Sunday, November 18, 2012

In Italy the Government is Lead by Adherents of a Strict Religious Group – The Result

A Legacy of Corruption

While the economic problems in Greece, Portugal and Spain have complex roots, the problems in Italy can be traced directly corruption and incompetence in government.

Since its regional election in 2010, Lombardy’s politics has seen a moral collapse. The last straw was the arrest of the head of housing, Domenico Zambetti, accused of aiding the Calabrian mafia, or ’Ndrangheta (see article). Soon afterwards, Roberto Formigoni, who has governed Lombardy for 17 years, dissolved its 80-seat assembly. An election is likely in January.

Mr Zambetti brought to 14 the number of regional lawmakers under investigation or arrest, on trial or in jail. All but one are members of Silvio Berlusconi’s People of Freedom (PdL) movement or of the Northern League, its coalition partner in Lombardy. Alleged offences include taking bribes, illegal party donations, fraud, embezzlement, fraudulent bankruptcy and incitement to violence. Nicole Minetti, a former television showgirl and dental hygienist allegedly supplied women for Mr Berlusconi’s “Bunga Bunga” parties, aiding and abetting prostitution. More regional parliamentarians are in trouble with the law in Lombardy than in Campania, the region around Naples.

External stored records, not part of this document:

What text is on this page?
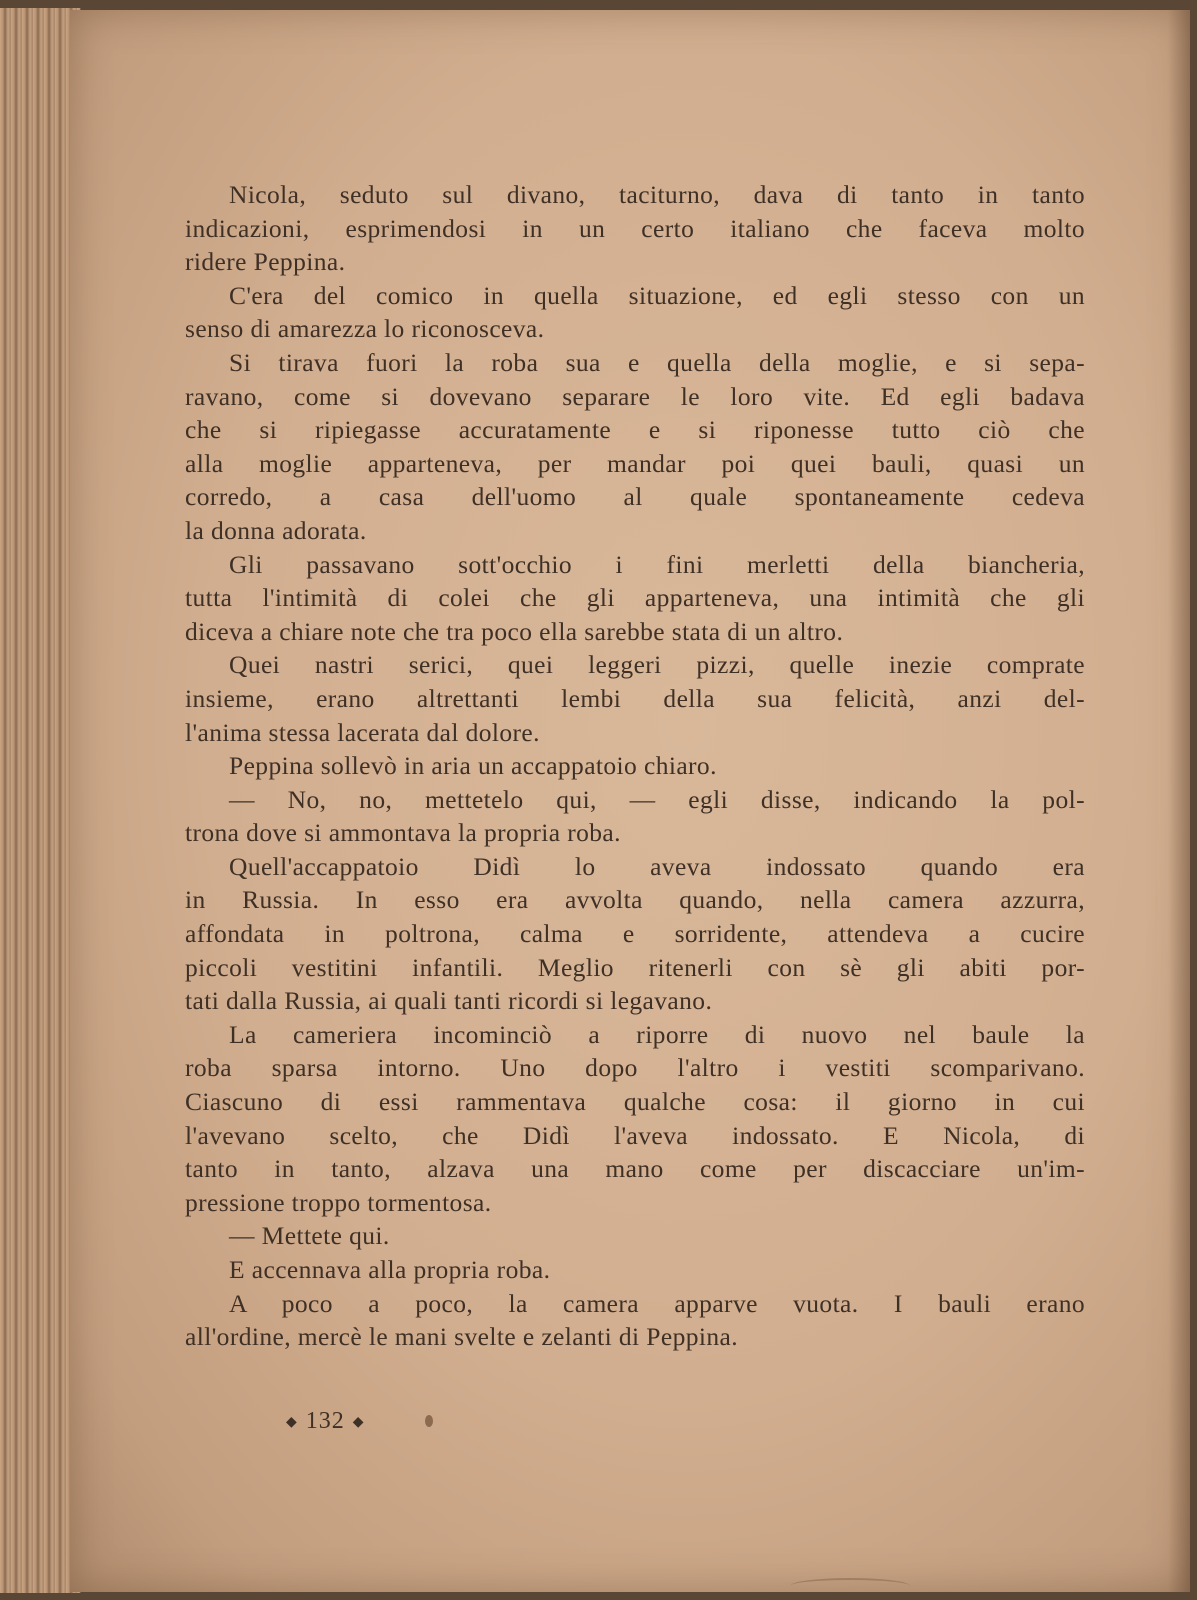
Nicola, seduto sul divano, taciturno, dava di tanto in tanto
indicazioni, esprimendosi in un certo italiano che faceva molto
ridere Peppina.
C'era del comico in quella situazione, ed egli stesso con un
senso di amarezza lo riconosceva.
Si tirava fuori la roba sua e quella della moglie, e si sepa-
ravano, come si dovevano separare le loro vite. Ed egli badava
che si ripiegasse accuratamente e si riponesse tutto ciò che
alla moglie apparteneva, per mandar poi quei bauli, quasi un
corredo, a casa dell'uomo al quale spontaneamente cedeva
la donna adorata.
Gli passavano sott'occhio i fini merletti della biancheria,
tutta l'intimità di colei che gli apparteneva, una intimità che gli
diceva a chiare note che tra poco ella sarebbe stata di un altro.
Quei nastri serici, quei leggeri pizzi, quelle inezie comprate
insieme, erano altrettanti lembi della sua felicità, anzi del-
l'anima stessa lacerata dal dolore.
Peppina sollevò in aria un accappatoio chiaro.
— No, no, mettetelo qui, — egli disse, indicando la pol-
trona dove si ammontava la propria roba.
Quell'accappatoio Didì lo aveva indossato quando era
in Russia. In esso era avvolta quando, nella camera azzurra,
affondata in poltrona, calma e sorridente, attendeva a cucire
piccoli vestitini infantili. Meglio ritenerli con sè gli abiti por-
tati dalla Russia, ai quali tanti ricordi si legavano.
La cameriera incominciò a riporre di nuovo nel baule la
roba sparsa intorno. Uno dopo l'altro i vestiti scomparivano.
Ciascuno di essi rammentava qualche cosa: il giorno in cui
l'avevano scelto, che Didì l'aveva indossato. E Nicola, di
tanto in tanto, alzava una mano come per discacciare un'im-
pressione troppo tormentosa.
— Mettete qui.
E accennava alla propria roba.
A poco a poco, la camera apparve vuota. I bauli erano
all'ordine, mercè le mani svelte e zelanti di Peppina.
◆ 132 ◆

The culprits are the partly some supposedly deeply religious folks.

What makes this striking is that, since 1995, politics in Lombardy has been under the sway of a Catholic spiritual movement called Communion and Liberation (CL). Mr Formigoni, who is himself under investigation, is a leading member of CL, a group that grew up in reaction to the student uprisings of 1968. Its ventures include an annual meeting in Rimini at which speakers have included Nobel laureates and Mother Teresa.

Mr Formigoni belongs to the Memores Domini, an association of CL members who are meant to live by the values of fraternal love, obedience and poverty. Among the accusations levelled at him is that he accepted from a friend and businessman holidays at a luxurious Caribbean resort popular with Hollywood stars. Mr Formigoni denies this, claiming to have paid for the holidays himself.

And this is Italy so when a corrupt government leader is caught out, he just moves on to a higher office.

As for Mr Formigoni, he may be finished as governor. But he has talked of standing in next month’s primary to choose the PdL candidate for prime minister at next spring’s general election.